Fit intercept logistic model
We have previously seen that we can fit a binomial GLM with something of the form
model <- glm(data = data,
cbind(y, n-y) ~ x,
family = 'binomial')
An alternative way to do this, which you might find more intuitive if you prefer to think of proportions and sample sizes is
model <- glm(data = data,
p ~ x,
family = 'binomial',
weights = n)
The weights argument to glm() tells R how big the denominator is in calculating p. Here, p is the vaccine coverage proportion. Both will give the same result, but we leave it to you to use whatever feels most comfortable.
Exercise 4
- Fit a GLM with just an intercept. This will give us an idea of the average vaccine coverage across the study area.
mod_base <- glm(p ~ 1, data = adm2,
family = "binomial", weights = vacc_denom)
Take the inverse logit of the estimate of the intercept and its 95% confidence interval. What is the average vaccine coverage in the study region?
Extension: Re-fit the model without accounting for the weight. What happens to your estimate of the intercept?
Spatial relationship in residuals
Once the non-spatial model is fitted then we can extract the residuals from the model. The augment() function from the broom package adds model diagnostic information, such as residuals and fitted values. We ask for the Pearson residuals as they are scaled to show their contribution to the Pearson statistic for the \(\chi^2\) goodness of fit test.
library(broom)
# show model diagnostics
mod_aug <- augment(mod_base, type.residuals = "pearson")

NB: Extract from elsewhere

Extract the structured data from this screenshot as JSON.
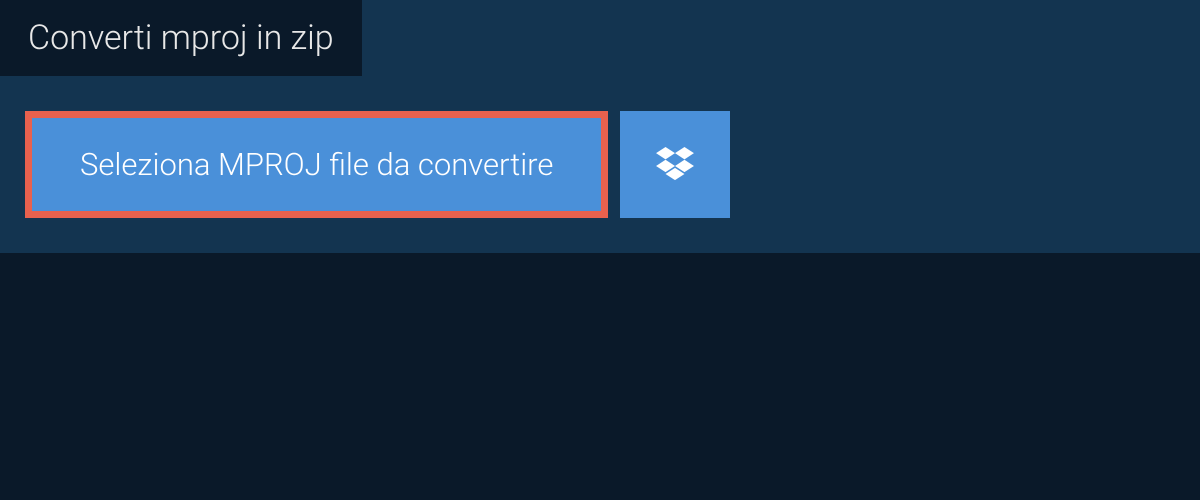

select(mod_aug, p, .fitted, .resid, everything())
## # A tibble: 138 × 8
## p .fitted .resid `(weights)` .hat .sigma .cooksd .std.resid
## <dbl> <dbl> <dbl> <dbl> <dbl> <dbl> <dbl> <dbl>
## 1 0.768 0.710 34.1 27118 0.0867 18.6 121. 35.7
## 2 0.843 0.710 43.7 14138 0.0452 18.5 94.6 44.7
## 3 0.714 0.710 11.0 14045 0.0449 18.9 5.96 11.3
## 4 0.848 0.710 46.7 15272 0.0488 18.4 118. 47.9
## 5 0.921 0.710 29.0 2968 0.00949 18.7 8.15 29.2
## 6 0.879 0.710 17.4 1541 0.00493 18.8 1.51 17.4
## 7 0.305 0.710 -66.4 7281 0.0233 18.1 108. -67.2
## 8 0.870 0.710 25.4 3578 0.0114 18.8 7.58 25.6
## 9 0.471 0.710 -31.4 5488 0.0176 18.7 17.9 -31.6
## 10 0.358 0.710 -45.9 4751 0.0152 18.5 32.9 -46.2
## # ℹ 128 more rows
We can also plot the residuals by joining them to the data frame containing our simple feature geometry. NB: to ensure the geometry column is dealt with appropriately, we need to specify the join such that the simple feature data frame is the more important of the two.
adm2_aug <- bind_cols(adm2, augment(mod_base))
ggplot(data = adm2_aug) +
geom_sf(aes(fill=.resid)) +
theme_bw() +
scale_fill_gradient2(midpoint = 0, name="Residuals") +
theme(legend.position = "bottom")

Visualising in this way helps us see whether or not the residuals show a spatial pattern, indicating that we should consider a spatial random effect in the model to account for the variation not explained by the predictor variables.
Correlation of residuals
We wish to use Moran’s \(I\) to understand the spatial correlation. Load the spdep package so that we have access to the moran function. This function requires us to pass in a numeric vector and a listw object that represents the adjacency between the values of the vector as a list rather than as a matrix.
library(spdep)
adm2_listw <- mat2listw(adm2_nb, style = "B", zero.policy = TRUE)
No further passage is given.